Slam poet Carlos Andrés Gómez gave a poetry performance in Connelly Center’s Belle Air Terrace on Jan. 17.
The performance was organized by the Campus Activities Team’s Ideas and Issues Committee.
Gómez, a member of the legendary Nuyorican Poets’ Café’s Slam Team, incorporates hip-hop and jazz-lyrical style into his poetry.
Once a social worker and teacher in a public school district, Gómez’s passion for speaking to young adults has led him to bring his “Rebel Without a Cause College Tour” to over 100 colleges and universities across the country.
He has also performed across North America, Europe, Africa and the Caribbean.
He reached relative fame in the poetry world as the 2004 Mid-Atlantic Spoken Word Festival Grand Slam Champion and the winner of the 2004 North Carolina Poetry Grand Slam.
Gómez has gained attention as an actor and appeared in the Spike Lee film “Inside Man” alongside Denzel Washington, Jodie Foster and Clive Owen.
His most recent appearance was on the sixth season of HBO’s “Russell Simmons Presents Def Poetry” when viewers voted him their favorite poet of the episode.
Before Gómez took the stage, Villanova’s spoken word artist, senior Ivan Noisette, performed a work of his own.
Through his poem, Noisette condemned the “material culture of waste in this Western place” and proclaimed himself the representation of “the mind, body, spirit and soul of my people.”
He explained that his aim was to present listeners with an honest account of the faults of our society, not to “feed you fantasy.”
When Noisette’s reading ended, he received a round of applause from the sizeable audience that had gathered during his performance.
Gómez took the stage and complimented Noisette for challenging his listeners to think for themselves.
Before he began performing his poetry, he explained that the audience needed to follow three rules in order to really appreciate it.

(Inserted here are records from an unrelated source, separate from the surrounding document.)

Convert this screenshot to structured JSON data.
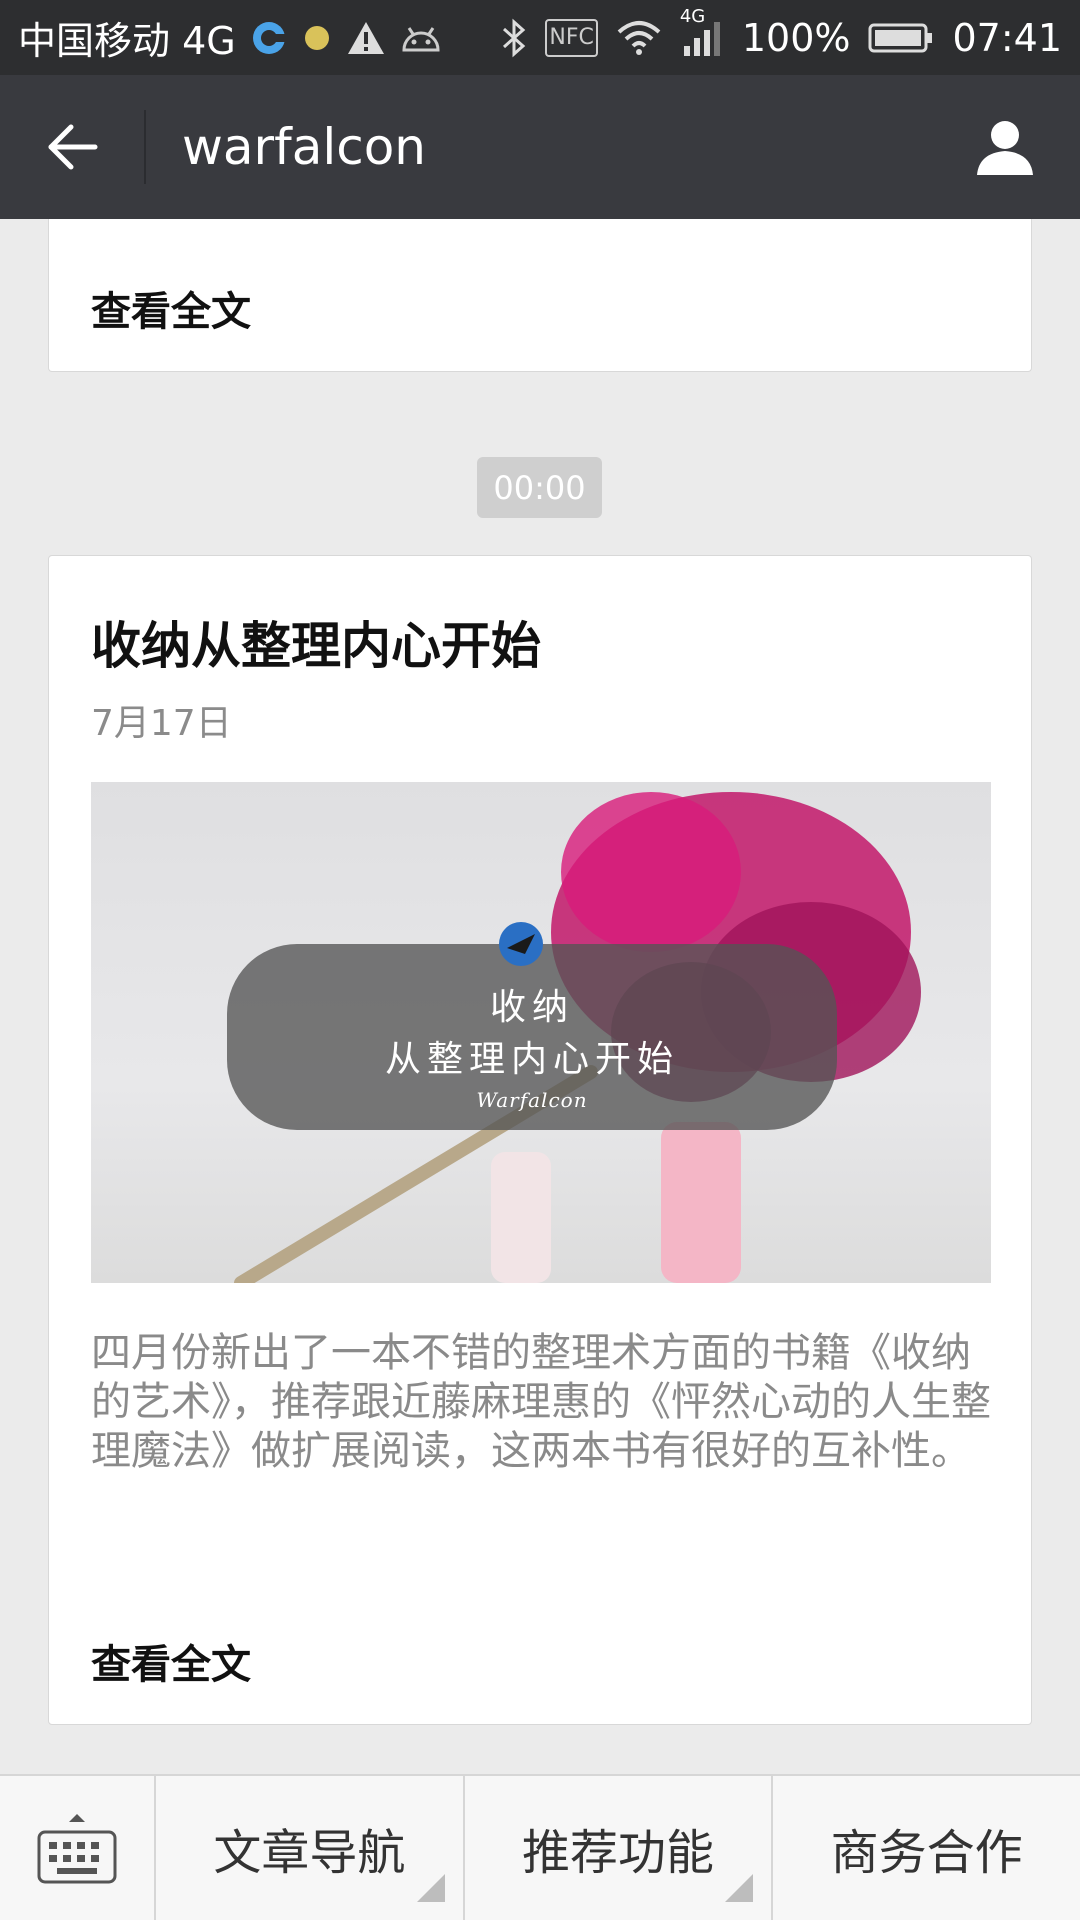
{
  "status_bar": {
    "carrier": "中国移动 4G",
    "net_label": "4G",
    "nfc_label": "NFC",
    "battery": "100%",
    "time": "07:41"
  },
  "app_bar": {
    "title": "warfalcon",
    "back_icon": "back-arrow-icon",
    "profile_icon": "person-icon"
  },
  "feed": {
    "previous_card": {
      "read_more": "查看全文"
    },
    "timestamp": "00:00",
    "article": {
      "title": "收纳从整理内心开始",
      "date": "7月17日",
      "cover": {
        "line1": "收纳",
        "line2": "从整理内心开始",
        "brand": "Warfalcon"
      },
      "summary": "四月份新出了一本不错的整理术方面的书籍《收纳的艺术》，推荐跟近藤麻理惠的《怦然心动的人生整理魔法》做扩展阅读，这两本书有很好的互补性。",
      "read_more": "查看全文"
    }
  },
  "bottom_menu": {
    "keyboard_icon": "keyboard-icon",
    "items": [
      {
        "label": "文章导航"
      },
      {
        "label": "推荐功能"
      },
      {
        "label": "商务合作"
      }
    ]
  }
}
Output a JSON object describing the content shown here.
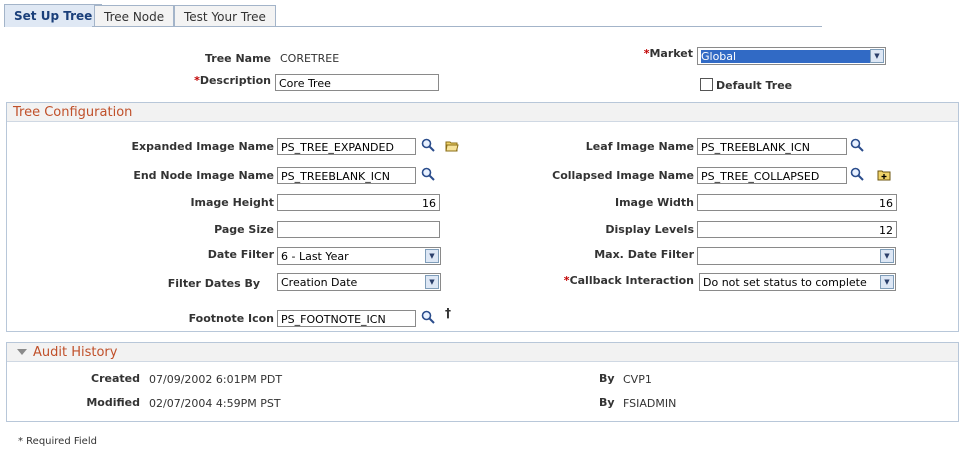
{
  "tabs": [
    {
      "label": "Set Up Tree"
    },
    {
      "label": "Tree Node"
    },
    {
      "label": "Test Your Tree"
    }
  ],
  "header": {
    "tree_name_label": "Tree Name",
    "tree_name_value": "CORETREE",
    "description_label": "Description",
    "description_value": "Core Tree",
    "market_label": "Market",
    "market_value": "Global",
    "default_tree_label": "Default Tree",
    "required_marker": "*"
  },
  "tree_config": {
    "title": "Tree Configuration",
    "expanded_image_label": "Expanded Image Name",
    "expanded_image_value": "PS_TREE_EXPANDED",
    "end_node_image_label": "End Node Image Name",
    "end_node_image_value": "PS_TREEBLANK_ICN",
    "image_height_label": "Image Height",
    "image_height_value": "16",
    "page_size_label": "Page Size",
    "page_size_value": "",
    "date_filter_label": "Date Filter",
    "date_filter_value": "6 - Last Year",
    "filter_dates_by_label": "Filter Dates By",
    "filter_dates_by_value": "Creation Date",
    "footnote_icon_label": "Footnote Icon",
    "footnote_icon_value": "PS_FOOTNOTE_ICN",
    "footnote_symbol": "†",
    "leaf_image_label": "Leaf Image Name",
    "leaf_image_value": "PS_TREEBLANK_ICN",
    "collapsed_image_label": "Collapsed Image Name",
    "collapsed_image_value": "PS_TREE_COLLAPSED",
    "image_width_label": "Image Width",
    "image_width_value": "16",
    "display_levels_label": "Display Levels",
    "display_levels_value": "12",
    "max_date_filter_label": "Max. Date Filter",
    "max_date_filter_value": "",
    "callback_label": "Callback Interaction",
    "callback_value": "Do not set status to complete"
  },
  "audit": {
    "title": "Audit History",
    "created_label": "Created",
    "created_value": "07/09/2002  6:01PM PDT",
    "modified_label": "Modified",
    "modified_value": "02/07/2004  4:59PM PST",
    "by_label": "By",
    "created_by": "CVP1",
    "modified_by": "FSIADMIN"
  },
  "footer": {
    "required_note": "* Required Field"
  },
  "colors": {
    "section_title": "#c0502a",
    "selected_highlight": "#316ac5",
    "tab_active_bg": "#dfe8f4"
  }
}
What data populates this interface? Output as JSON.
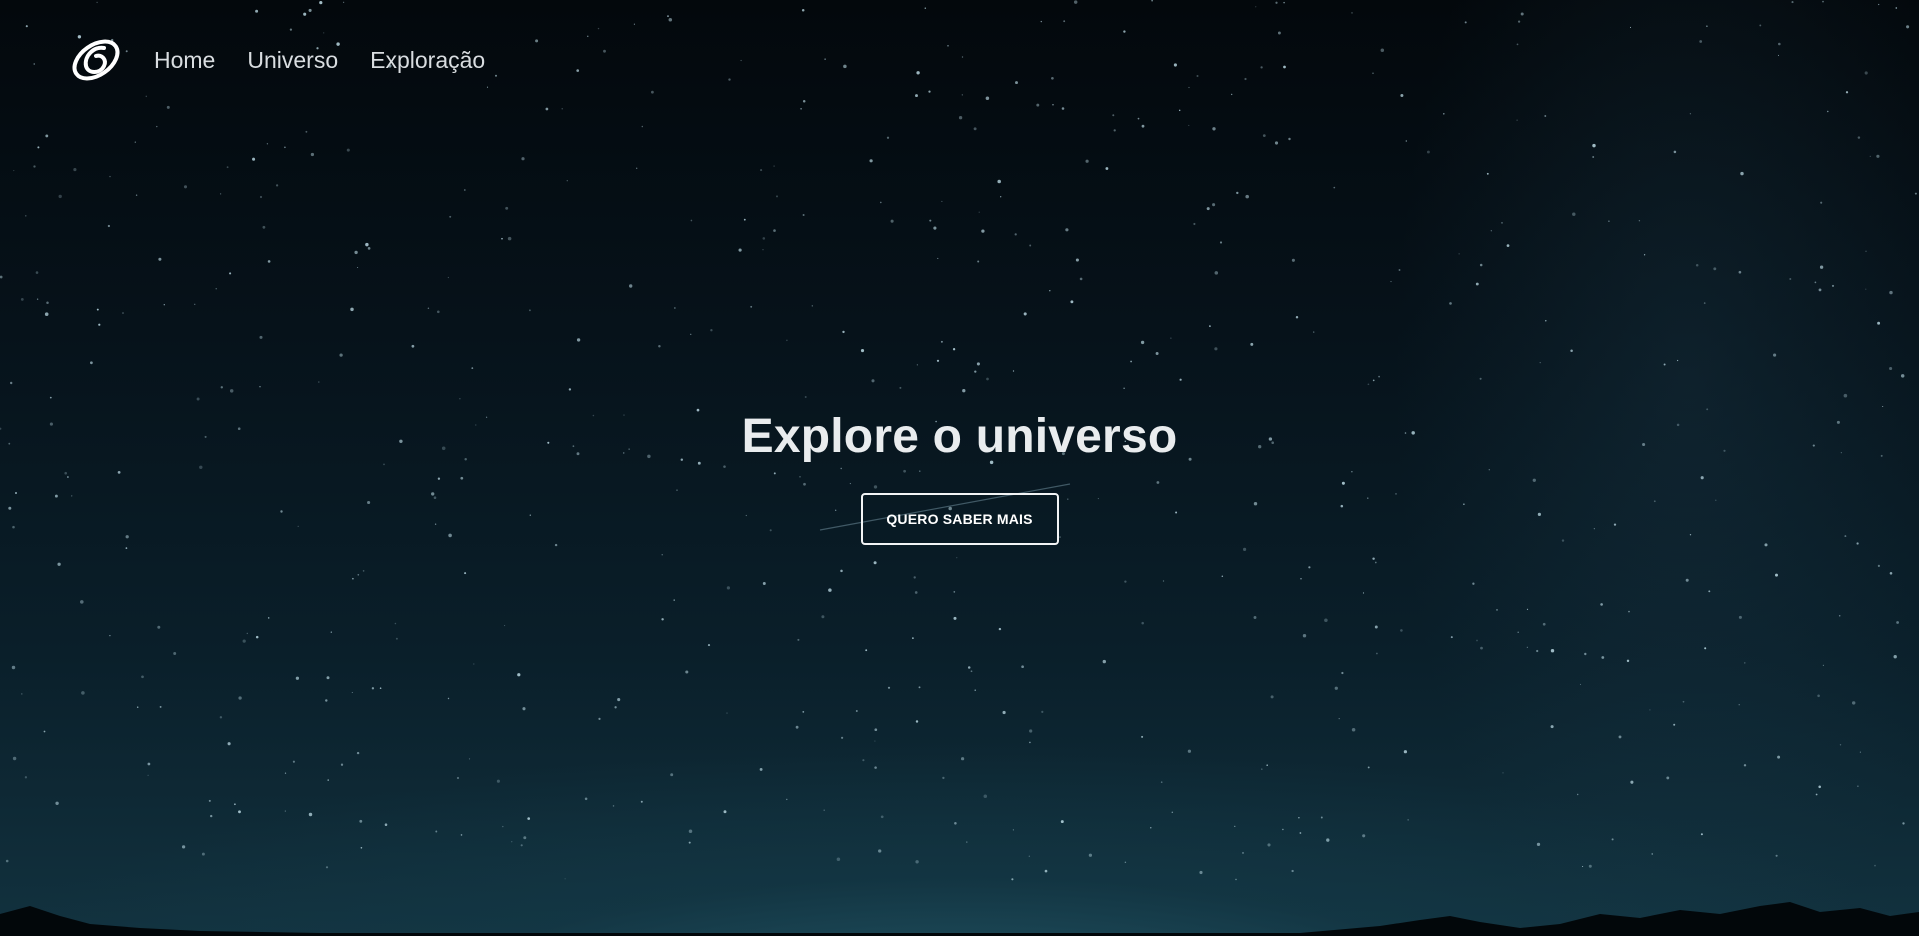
{
  "nav": {
    "logo_icon": "swirl-galaxy-icon",
    "items": [
      {
        "label": "Home"
      },
      {
        "label": "Universo"
      },
      {
        "label": "Exploração"
      }
    ]
  },
  "hero": {
    "title": "Explore o universo",
    "cta_label": "QUERO SABER MAIS"
  },
  "colors": {
    "text": "#e9ecee",
    "nav_text": "#d9dde0",
    "sky_top": "#03080c",
    "sky_bottom": "#12323f",
    "button_border": "#f2f4f5"
  }
}
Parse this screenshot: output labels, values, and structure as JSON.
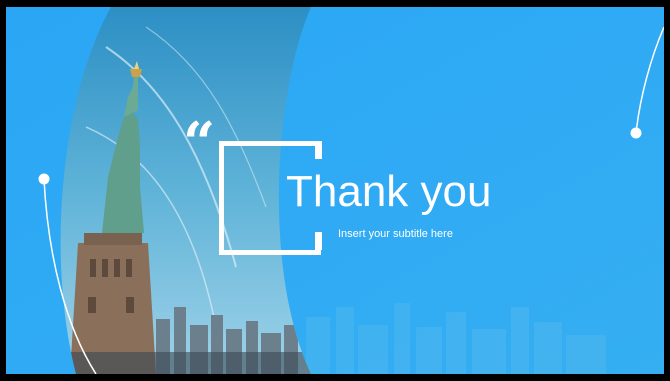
{
  "slide": {
    "title": "Thank you",
    "subtitle": "Insert your subtitle here",
    "quote_glyph": "“"
  },
  "colors": {
    "background_blue": "#2ea8f4",
    "text": "#ffffff",
    "frame": "#000000"
  },
  "image": {
    "subject": "statue-of-liberty-photo"
  }
}
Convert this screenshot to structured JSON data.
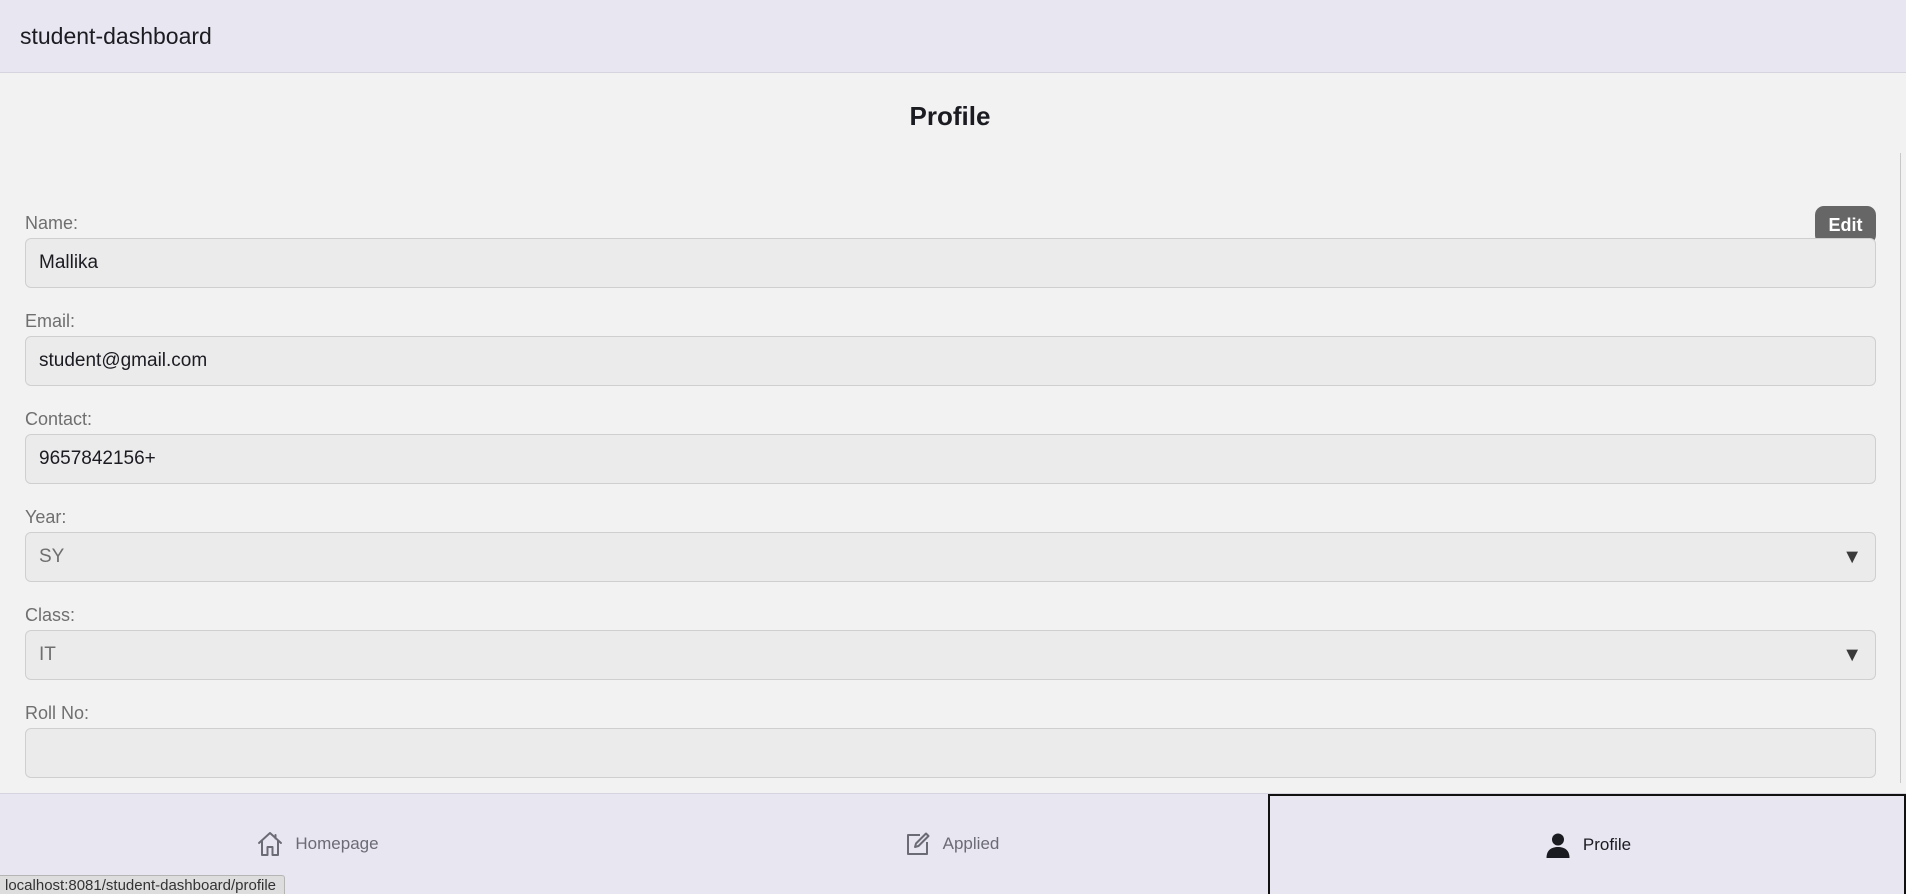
{
  "app": {
    "title": "student-dashboard"
  },
  "page": {
    "title": "Profile",
    "edit_label": "Edit"
  },
  "fields": {
    "name": {
      "label": "Name:",
      "value": "Mallika"
    },
    "email": {
      "label": "Email:",
      "value": "student@gmail.com"
    },
    "contact": {
      "label": "Contact:",
      "value": "9657842156+"
    },
    "year": {
      "label": "Year:",
      "value": "SY",
      "caret": "▼"
    },
    "class": {
      "label": "Class:",
      "value": "IT",
      "caret": "▼"
    },
    "roll": {
      "label": "Roll No:",
      "value": ""
    }
  },
  "nav": {
    "items": [
      {
        "label": "Homepage",
        "icon": "home-icon"
      },
      {
        "label": "Applied",
        "icon": "edit-square-icon"
      },
      {
        "label": "Profile",
        "icon": "person-icon",
        "active": true
      }
    ]
  },
  "status": {
    "url": "localhost:8081/student-dashboard/profile"
  }
}
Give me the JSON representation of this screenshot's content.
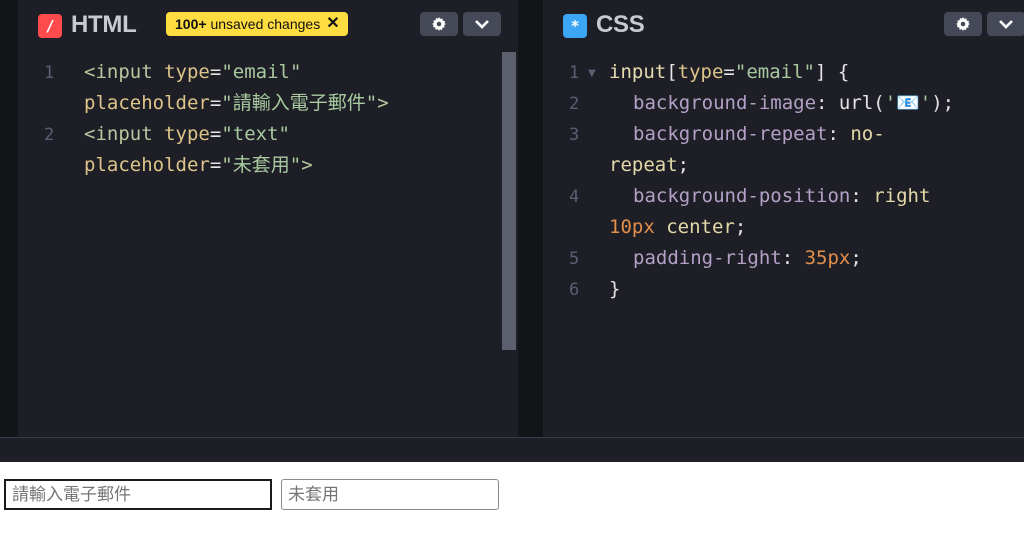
{
  "html_pane": {
    "badge": "/",
    "title": "HTML",
    "unsaved": {
      "count": "100+",
      "text": "unsaved changes",
      "close": "✕"
    },
    "line_numbers": [
      "1",
      "2"
    ],
    "code": {
      "l1a_tag": "<input",
      "l1a_attr": "type",
      "l1a_eq": "=",
      "l1a_str": "\"email\"",
      "l1b_attr": "placeholder",
      "l1b_eq": "=",
      "l1b_str": "\"請輸入電子郵件\"",
      "l1b_close": ">",
      "l2a_tag": "<input",
      "l2a_attr": "type",
      "l2a_eq": "=",
      "l2a_str": "\"text\"",
      "l2b_attr": "placeholder",
      "l2b_eq": "=",
      "l2b_str": "\"未套用\"",
      "l2b_close": ">"
    }
  },
  "css_pane": {
    "badge": "*",
    "title": "CSS",
    "line_numbers": [
      "1",
      "2",
      "3",
      "4",
      "5",
      "6"
    ],
    "code": {
      "l1_sel": "input",
      "l1_bracket_open": "[",
      "l1_attr": "type",
      "l1_eq": "=",
      "l1_str": "\"email\"",
      "l1_bracket_close": "]",
      "l1_brace": " {",
      "l2_prop": "background-image",
      "l2_colon": ": ",
      "l2_fn": "url(",
      "l2_str": "'📧'",
      "l2_end": ");",
      "l3_prop": "background-repeat",
      "l3_colon": ": ",
      "l3_val": "no-",
      "l3b_val": "repeat",
      "l3b_end": ";",
      "l4_prop": "background-position",
      "l4_colon": ": ",
      "l4_val": "right",
      "l4b_num": "10px",
      "l4b_val": " center",
      "l4b_end": ";",
      "l5_prop": "padding-right",
      "l5_colon": ": ",
      "l5_num": "35px",
      "l5_end": ";",
      "l6_brace": "}"
    }
  },
  "preview": {
    "email_placeholder": "請輸入電子郵件",
    "text_placeholder": "未套用"
  },
  "colors": {
    "html_badge": "#ff4b4b",
    "css_badge": "#3ca6f5",
    "unsaved_badge": "#ffdd40"
  },
  "icons": [
    "gear-icon",
    "chevron-down-icon",
    "close-icon"
  ]
}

“Frame your own opinion in your mind without wondering what the person next to you is thinking, feel however you want to feel about my poems and then put the two together,” Gómez said. “The last rule is the hardest one to follow.”
Each of the poems Gómez performed took on a distinct opponent, including the objectification of women, the lack of AIDS education, and the impending struggle for clean drinking water.
His featured poem of the evening was titled, “What’s Genocide.”
It retold the story of his frustration with a high school principal who wouldn’t allow him to educate the students through poetry that contained profanity.
“I met an 11-year-old gang member … who carries a semi-automatic weapon to study hall so he can make it home, and you want me to censor my language?” Gómez asks in the poem.
Although he said he sought to deliver a message through each of the poems in his performance, he said, “I don’t care if you forget my name, forget my poems, forget everything about me … just remember my most important message: you are enough.”
Gómez instructed the audience to appreciate their idiosyncrasies rather than find shame in them.
Through his “Distinctly Beautiful” campaign, which he promotes though MySpace and Facebook, Gómez challenges his audience to write, “I am distinctly beautiful because …” on the top of a blank page and to write down as many reasons as possible for 10 minutes without stopping.
“I’ve found that females have a particularly hard time acknowledging their own beauty, and as girls get older, they have more difficulty completing the challenge,” Gómez said.
“That’s because we live in a world that shames us for being different,” he added.
Even so, since beginning his college tour several months ago, Gómez has received over 250 “distinctly beautiful” poems from students nationwide.
“[They] oftentimes [left] me crying in an Internet cafe in Tacoma, Wash., or in Hartsfield International Airport in Atlanta when I felt jet-lagged, lonely or just plain bored,” Gómez said.